Pengusaha kertas dan bubur kertas mengalami kendala dalam pengurusan perizinan dalam pengembalian (reekspor) bahan baku dari negara lain. Bahan baku impor ini teridentifikasi tercemar limbah Bahan Berbahaya dan Beracun (B3).
Direktur Eksekutif Asosiasi Pulp dan Kertas Indonesia (APKI) Liana Bratasida mengatakan proses pengurusan izin reekspor Direktorat Jenderal Bea dan Cukai memakan waktu hingga empat bulan. Dengan demikian, pengusaha pulp dan kertas mengalami kerugian hingga Rp2 miliar.
"Proses izinnya itu biasanya bisa lama banget sampai empat bulan, padahal kan harus cepat," kata Liana di Jakarta, Selasa (12/11)/
Liana mengatakan, sesuai dengan peraturan menteri perdagangan, jika impor sampah tersebut ternyata ditemukan limbah B3, maka importir harus melakukan ekspor kembali. Hanya saja proses tersebut membutuhkan izin dari lembaga terkait. Liana mengaku selama ini pihaknya belum diajak bicara oleh kementerian terkait mengenai permasalahan tersebut.
Dia pun mempertanyakan kriteria mengenai sampah yang tergolong bersih dan tercemar. Sebab, lanjutnya, sampah yang tercemar limbah tersebut harus memiliki kriteria yang jelas agar dapat masuk ke negara eksportir. Dia mengatakan, sampai saat ini belum menerima bukti tertulis soal kontainer yang tercemar limbah B3.

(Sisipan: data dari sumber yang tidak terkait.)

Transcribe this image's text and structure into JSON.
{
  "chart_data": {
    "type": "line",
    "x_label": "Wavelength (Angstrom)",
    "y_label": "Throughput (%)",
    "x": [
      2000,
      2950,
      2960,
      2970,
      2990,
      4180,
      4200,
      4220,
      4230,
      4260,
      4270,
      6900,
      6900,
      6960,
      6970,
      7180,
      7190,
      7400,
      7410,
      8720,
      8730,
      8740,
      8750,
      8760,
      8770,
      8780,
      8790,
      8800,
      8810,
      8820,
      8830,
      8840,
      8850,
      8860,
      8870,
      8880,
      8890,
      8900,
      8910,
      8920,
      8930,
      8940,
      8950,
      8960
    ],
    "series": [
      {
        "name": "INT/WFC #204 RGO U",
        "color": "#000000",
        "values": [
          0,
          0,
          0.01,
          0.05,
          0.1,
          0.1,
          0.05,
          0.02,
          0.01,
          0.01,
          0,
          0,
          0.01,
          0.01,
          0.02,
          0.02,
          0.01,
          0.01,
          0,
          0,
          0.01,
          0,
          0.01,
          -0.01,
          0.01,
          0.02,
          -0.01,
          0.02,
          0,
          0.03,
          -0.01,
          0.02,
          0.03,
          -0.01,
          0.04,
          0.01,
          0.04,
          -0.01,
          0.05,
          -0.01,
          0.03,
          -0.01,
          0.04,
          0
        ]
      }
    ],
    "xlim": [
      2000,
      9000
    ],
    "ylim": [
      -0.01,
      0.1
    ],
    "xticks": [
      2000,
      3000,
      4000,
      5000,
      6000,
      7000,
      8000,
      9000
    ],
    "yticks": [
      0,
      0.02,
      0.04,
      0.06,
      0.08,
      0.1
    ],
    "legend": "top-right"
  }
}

"Negara yang dituduh harus ada bukti kalau itu limbah B3, nggak bisa kalau hanya ngomong," jelasnya.
Liana menuturkan, hingga saat ini pun definisi antar kementerian y belum sama mengenai kriteria sampah yang bersih dan tercemar meski Indonesia sudah mengakui definisi internasional yang diprakarsai Konvensi Basel.
"Karena definisi limbah B3 satu dengan yang lain gak sama antar persepsi kementerian," ucapnya.
Sementara itu, Kasubdit Impor Direktorat Jenderal Bea dan Cukai Djanurindro Wibowo mengatakan proses pemeriksaan dan pengembalian sampah impor yang tercemar limbah B3 hanya membutuhkan waktu 30 hari, karena tidak mungkin berlama-lama tertahan di pelabuhan.
"Kalau di kita kan sudah buatkan (aturannya) biasanya tidak lebih dari 30 hari. Karena kan di pelabuhan itu nggak boleh lama," ucapnya.
Dia pun mengatakan masih tertahannya 1.064 kontainer yang belum terverifikasi di pelabuhan Tanjung Priok apakah tercemar limbah B3 atau bersih, disebabkan karena belum adanya pengajuan pemberitahuan impor barang (PIB) dari importir sehingga belum dapat ditentukan statusnya.
"Yang tersisa itu karena belum diajukan. Jadi barangnya sudah datang, dia belum mengajukan dokumen pemberitahuan impor barang (PIB). Belum bisa diproses," lanjutnya.
Namun demikian, kata Djanurindro, saat ini sudah ada kontainer yang tercemar B3 yang dikirim kembali ke negara asalnya. Berdasarkan data Ditjen Bea Cukai, jumlah kontainer yang sudah direekspor ulang itu sebanyak 374 kontainer.
Akan tetapi, dari 374 kontainer yang dikirim kembali, belum satu pun yang mencapai ke negara asalnya setelah 12 hari kerja. Waktu itu terhitung sejak Dirjen Bea dan Cukai Heru Pambudi pada 31 Oktober lalu mengatakan akan memprosesnya selama 30 hari.
"Masih di perjalanan ya, saya belum pantau ya kondisi yang sekarang. Waktu yang prescon saya mendampingi Pak Dirjen itu masih di perjalanan," jelas Djanurindro.
Untuk diketahui, sampah impor tersebut datang dari negara-negara maju seperti Amerika Serikat, Jerman, Perancis, Belanda, Slovenia, Spanyol, Jepang, Hongkong, dan Inggris.